Die Ausstellung zeigt fünf Werkzyklen ihrer Spurensuche: Erster Zyklus sind die Felsenhöhlen syrischer Mönche an der georgisch-aserbaidschanischen Grenze. Brüchiges Land wie von Wellen überzogen, in denen sich die Eingänge in die tiefliegenden Klosterräume verbergen. Die Fotografin spricht dazu im Video.

Dann die Werkgruppe zum Irak: Das Reich der Ma‘dan war eines der ältesten zu jener Zeit noch existierenden Kulturvölker. Eine Welt aus Wasser, Himmel und Horizont. Auf kleinen Inseln die nomadisch leichten Architekturen aus Schilf. Der Fotografin war bewusst, dass die Häuser und ihre Bewohner aus politischen Gründen verschwinden werden. 1993 begann Saddam Hussein die Kultur der Ma‘dan zu zerstören, indem er die Sümpfe trockengelegt und die Menschen vertrieben hat, Wasser und Erde wurden durch angereichertes Uran für Generationen verstrahlt.

Ein dritter Zyklus der Ausstellung zeigt die Architekturen der Tana Toraja in Sulawesi mit ihren ausladenden Dächern. Im Zentrum der Fotografien steht der Reisspeicher, der Lumbung, in seiner originären Bedeutung als Ort der Gemeinschaft. Die Documenta Fifteen übersetzt seine Geschichte in Strukturen des contemporary networking. Der Lumbung als kollektiver Platz des Teilens, der politischen und kulturellen Debatte.

Die erstmals veröffentlichte Werkgruppe der Bugis Houses in Celebes bildet den vierten Zyklus. Sie waren Behausung der Reisbauern und Schutz vor der natürlichen wie auch der übernatürlichen Welt.
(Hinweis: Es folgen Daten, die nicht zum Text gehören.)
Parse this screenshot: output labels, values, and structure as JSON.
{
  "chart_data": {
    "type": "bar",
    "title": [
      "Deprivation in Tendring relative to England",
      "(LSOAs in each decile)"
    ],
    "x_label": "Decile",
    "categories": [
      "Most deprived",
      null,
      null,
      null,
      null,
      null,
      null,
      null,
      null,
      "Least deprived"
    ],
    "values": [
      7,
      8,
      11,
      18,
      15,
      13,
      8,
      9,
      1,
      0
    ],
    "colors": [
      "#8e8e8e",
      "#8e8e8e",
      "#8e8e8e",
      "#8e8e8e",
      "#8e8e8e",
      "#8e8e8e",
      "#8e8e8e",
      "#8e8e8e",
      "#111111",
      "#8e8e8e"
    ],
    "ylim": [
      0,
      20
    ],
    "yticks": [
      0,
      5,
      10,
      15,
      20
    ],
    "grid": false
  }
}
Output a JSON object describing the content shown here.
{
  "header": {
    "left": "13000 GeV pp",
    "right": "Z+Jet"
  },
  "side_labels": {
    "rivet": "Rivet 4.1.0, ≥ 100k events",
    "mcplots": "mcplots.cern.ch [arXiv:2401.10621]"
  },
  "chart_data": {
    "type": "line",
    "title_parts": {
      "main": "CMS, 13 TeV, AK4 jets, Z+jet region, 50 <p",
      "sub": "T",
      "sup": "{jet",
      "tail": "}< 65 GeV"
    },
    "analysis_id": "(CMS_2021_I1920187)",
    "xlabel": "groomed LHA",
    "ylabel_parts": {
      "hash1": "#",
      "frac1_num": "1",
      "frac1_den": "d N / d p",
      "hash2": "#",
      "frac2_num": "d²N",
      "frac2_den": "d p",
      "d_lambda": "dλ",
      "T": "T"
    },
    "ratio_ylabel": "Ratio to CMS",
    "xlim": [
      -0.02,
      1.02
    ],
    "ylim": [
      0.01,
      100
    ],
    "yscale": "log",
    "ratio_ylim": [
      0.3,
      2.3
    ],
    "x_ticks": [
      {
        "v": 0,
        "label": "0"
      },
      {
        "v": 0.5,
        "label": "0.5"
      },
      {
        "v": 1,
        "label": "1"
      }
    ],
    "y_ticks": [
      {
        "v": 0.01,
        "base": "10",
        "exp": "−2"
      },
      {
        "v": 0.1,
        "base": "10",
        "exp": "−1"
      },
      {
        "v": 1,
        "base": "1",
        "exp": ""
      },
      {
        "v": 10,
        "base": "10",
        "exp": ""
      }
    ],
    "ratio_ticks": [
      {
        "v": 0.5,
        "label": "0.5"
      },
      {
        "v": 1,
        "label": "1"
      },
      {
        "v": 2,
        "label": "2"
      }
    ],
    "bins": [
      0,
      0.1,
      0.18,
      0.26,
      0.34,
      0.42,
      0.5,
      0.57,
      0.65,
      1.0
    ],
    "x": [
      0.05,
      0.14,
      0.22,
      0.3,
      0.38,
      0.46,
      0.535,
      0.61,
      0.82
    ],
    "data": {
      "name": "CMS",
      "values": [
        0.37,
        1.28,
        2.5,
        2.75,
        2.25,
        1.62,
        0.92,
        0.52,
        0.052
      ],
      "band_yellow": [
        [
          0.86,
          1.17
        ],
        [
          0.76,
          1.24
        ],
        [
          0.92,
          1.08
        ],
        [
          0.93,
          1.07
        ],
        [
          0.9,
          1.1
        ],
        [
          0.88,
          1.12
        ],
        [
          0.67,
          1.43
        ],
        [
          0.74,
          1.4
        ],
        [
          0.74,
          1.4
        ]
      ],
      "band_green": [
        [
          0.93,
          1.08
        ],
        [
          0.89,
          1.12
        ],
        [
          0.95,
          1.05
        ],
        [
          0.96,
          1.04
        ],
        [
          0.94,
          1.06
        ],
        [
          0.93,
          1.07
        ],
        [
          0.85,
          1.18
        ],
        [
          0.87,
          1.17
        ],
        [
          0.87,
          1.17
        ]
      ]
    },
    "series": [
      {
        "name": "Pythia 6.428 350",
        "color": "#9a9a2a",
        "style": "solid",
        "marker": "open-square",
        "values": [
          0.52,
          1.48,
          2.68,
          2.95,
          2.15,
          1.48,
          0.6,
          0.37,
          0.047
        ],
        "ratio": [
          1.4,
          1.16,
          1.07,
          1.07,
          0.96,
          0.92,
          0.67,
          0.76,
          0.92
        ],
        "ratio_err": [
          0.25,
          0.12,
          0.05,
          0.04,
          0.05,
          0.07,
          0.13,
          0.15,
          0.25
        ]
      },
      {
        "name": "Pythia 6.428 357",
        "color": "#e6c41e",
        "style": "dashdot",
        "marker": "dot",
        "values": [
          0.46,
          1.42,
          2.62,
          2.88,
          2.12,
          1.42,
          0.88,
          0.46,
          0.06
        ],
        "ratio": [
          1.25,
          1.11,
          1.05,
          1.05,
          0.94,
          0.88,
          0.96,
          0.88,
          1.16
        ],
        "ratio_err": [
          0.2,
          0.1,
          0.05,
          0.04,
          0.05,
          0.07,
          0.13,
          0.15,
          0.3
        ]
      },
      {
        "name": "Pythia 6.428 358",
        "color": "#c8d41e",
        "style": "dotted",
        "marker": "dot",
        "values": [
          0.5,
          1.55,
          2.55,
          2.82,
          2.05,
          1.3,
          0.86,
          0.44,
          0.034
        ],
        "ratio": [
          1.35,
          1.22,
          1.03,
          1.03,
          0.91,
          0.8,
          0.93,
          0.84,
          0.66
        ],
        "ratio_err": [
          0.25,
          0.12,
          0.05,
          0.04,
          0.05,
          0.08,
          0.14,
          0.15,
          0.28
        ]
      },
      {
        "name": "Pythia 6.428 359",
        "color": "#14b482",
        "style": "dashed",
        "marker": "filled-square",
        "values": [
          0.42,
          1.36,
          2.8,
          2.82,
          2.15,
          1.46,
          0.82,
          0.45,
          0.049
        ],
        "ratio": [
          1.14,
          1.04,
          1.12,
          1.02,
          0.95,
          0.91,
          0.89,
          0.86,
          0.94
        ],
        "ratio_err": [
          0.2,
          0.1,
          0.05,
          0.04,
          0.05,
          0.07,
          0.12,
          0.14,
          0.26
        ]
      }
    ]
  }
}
Jedes Haus war dem menschlichen Körper nachempfunden und beinhaltete drei Welten. Der Bugis-Ursprungsmythos, der sich nicht auf ein konkretes Königreich beschränkt, findet sich am Anfang der längsten bekannten Epen der Weltliteratur. Die Publikation von Mack Books nimmt Bezug dazu und begleitet die Ausstellungspremiere.

Zum fünften Zyklus ist ein Aedes Katalog entstanden. Der Weg der Fotografin führt von Sanaa nach Mar’ib im Jemen. „Das ganze Land ein System von Zeichen“ schreibt Peter Kammerer im Katalog, dem die DVD eines Gesprächs im British Museum über frühe Kulturen im Jemen, Schrift, Empire, Archive, Forschung und europäisches Sammeln beiliegt.